- US poster
- Directed by: Jack Lee
- Screenplay by: Nigel Balchin Robert Musel
- Based on: Small Back Room in St. Marylebone 1953 story in Esquire by Alec Waugh
- Produced by: Tom Morahan
- Starring: Bradford Dillman Suzy Parker Harry Andrews
- Cinematography: Gordon Dines
- Edited by: Gordon Pilkington
- Music by: Clifton Parker
- Distributed by: Twentieth Century Fox
- Release date: November 1960;
- Running time: 100 minutes
- Country: United Kingdom
- Language: English

= Circle of Deception =

1960 British film by Jack Lee

Circle of Deception is a 1960 CinemaScope British war film directed by Jack Lee and starring Bradford Dillman, Suzy Parker and Harry Andrews. The screenplay was by Nigel Balchin and Robert Musel.

==Plot==
A Canadian officer is sent on a secret and dangerous mission during World War II. His superior officers deceptively give him false information about the planned invasion of 1944. He is told that this secret information must not get into enemy hands.

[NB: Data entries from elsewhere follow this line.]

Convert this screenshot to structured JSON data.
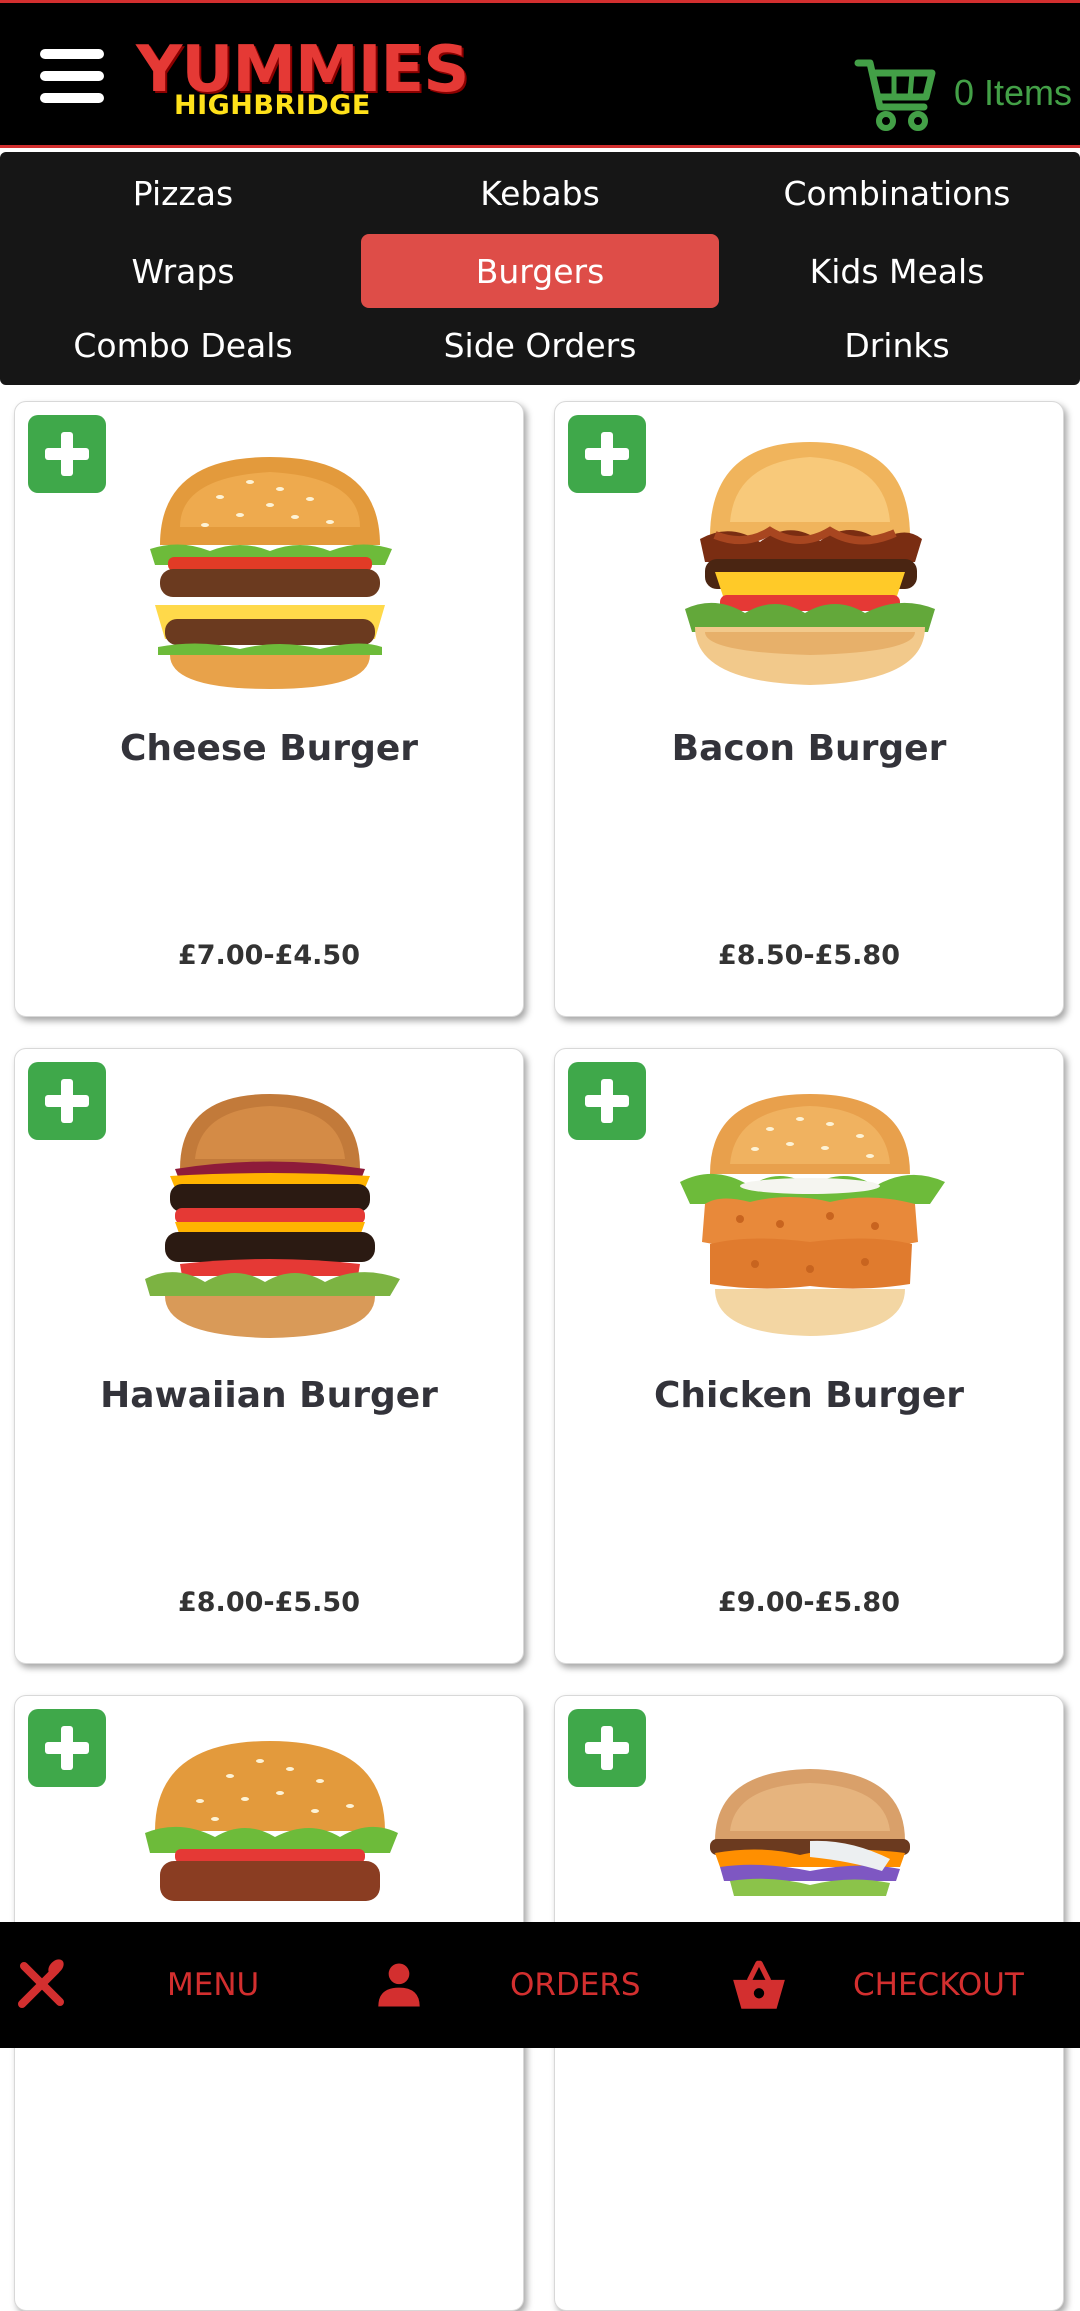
{
  "header": {
    "logo_main": "YUMMIES",
    "logo_sub": "HIGHBRIDGE",
    "cart_label": "0 Items"
  },
  "categories": [
    {
      "label": "Pizzas",
      "active": false
    },
    {
      "label": "Kebabs",
      "active": false
    },
    {
      "label": "Combinations",
      "active": false
    },
    {
      "label": "Wraps",
      "active": false
    },
    {
      "label": "Burgers",
      "active": true
    },
    {
      "label": "Kids Meals",
      "active": false
    },
    {
      "label": "Combo Deals",
      "active": false
    },
    {
      "label": "Side Orders",
      "active": false
    },
    {
      "label": "Drinks",
      "active": false
    }
  ],
  "products": [
    {
      "name": "Cheese Burger",
      "price": "£7.00-£4.50"
    },
    {
      "name": "Bacon Burger",
      "price": "£8.50-£5.80"
    },
    {
      "name": "Hawaiian Burger",
      "price": "£8.00-£5.50"
    },
    {
      "name": "Chicken Burger",
      "price": "£9.00-£5.80"
    },
    {
      "name": "",
      "price": ""
    },
    {
      "name": "",
      "price": ""
    }
  ],
  "bottom_nav": {
    "menu_label": "MENU",
    "orders_label": "ORDERS",
    "checkout_label": "CHECKOUT"
  },
  "colors": {
    "brand_red": "#d32f2f",
    "logo_yellow": "#ffe11a",
    "cart_green": "#43a047",
    "add_green": "#3fa84a",
    "active_tab": "#de4d48",
    "nav_bg": "#161616"
  },
  "icons": {
    "menu": "hamburger-menu-icon",
    "cart": "shopping-cart-icon",
    "add": "plus-icon",
    "bottom_menu": "fork-knife-icon",
    "bottom_orders": "person-icon",
    "bottom_checkout": "basket-icon"
  }
}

He is transported into occupied territory in a way that ensures he will be captured. He resists torture but finally tells all. The Germans are misled and the Normandy landings succeed. The Canadian officer is now a broken man.

==Cast==
- Bradford Dillman as Captain Paul Raine
- Suzy Parker as Lucy Bowen
- Harry Andrews as Captain Thomas Rawson
- Robert Stephens as Captain Stein
- Paul Rogers as Major William Spence
- John Welsh as Major Taylor
- Ronald Allen as Jim Abelson
- A. J. Brown as Frank Bowen
- Martin Boddey as Henry Crow
- Charles Lloyd-Pack as Ayres
- Michael Ripper as Chauvel
- Duncan Lamont as Ballard
- Jacques Cey as Cure
- John Dearth as Captain Ormrod
- Norman Coburn as Carter
- Richard Shaw as Liebert
- Hennie Scott as small boy
- Richard Marner as German colonel
- Walter Gotell as phoney Jules Ballard
- Tony Doonan as R.A.F. Sergeant

== Reception ==
The Monthly Film Bulletin wrote: "There is a striking story here, and the disappointment is that the film has left it unexplored. The way in which Raine is used, the motives, doubts, stifling of scruples among the people using him, are the real material, rather than the pre-determined fate of the victim himself. But the film tells its story in flashback, leaving itself no element of surprise; encourages Harry Andrews to play Rawson on a note of cool indifference (which drastically weakens his case); and allows Suzy Parker's crisis of conscience to become apparent only in a few bitten lips and misty smiles. We are left, consequently, with nothing much to wait for beyond the torture scene, and there is something morbid about a film in which routine dramatics are engineered to lead up to such an episode. This, it should be said, was probably not the intention: the torture is not staged for sensation, and the effect produced is mainly a matter of unimaginative plotting and approach. Jack Lee's direction is a bit flat, quickening into life in some of the action scenes."

In The Radio Times Guide to Films Robyn Karney gave the film 3/5 stars, writing: "Well-directed by Jack Lee, with convincing performances from Dillman and a host of first-class English stage and TV actors, this is a decent espionage drama."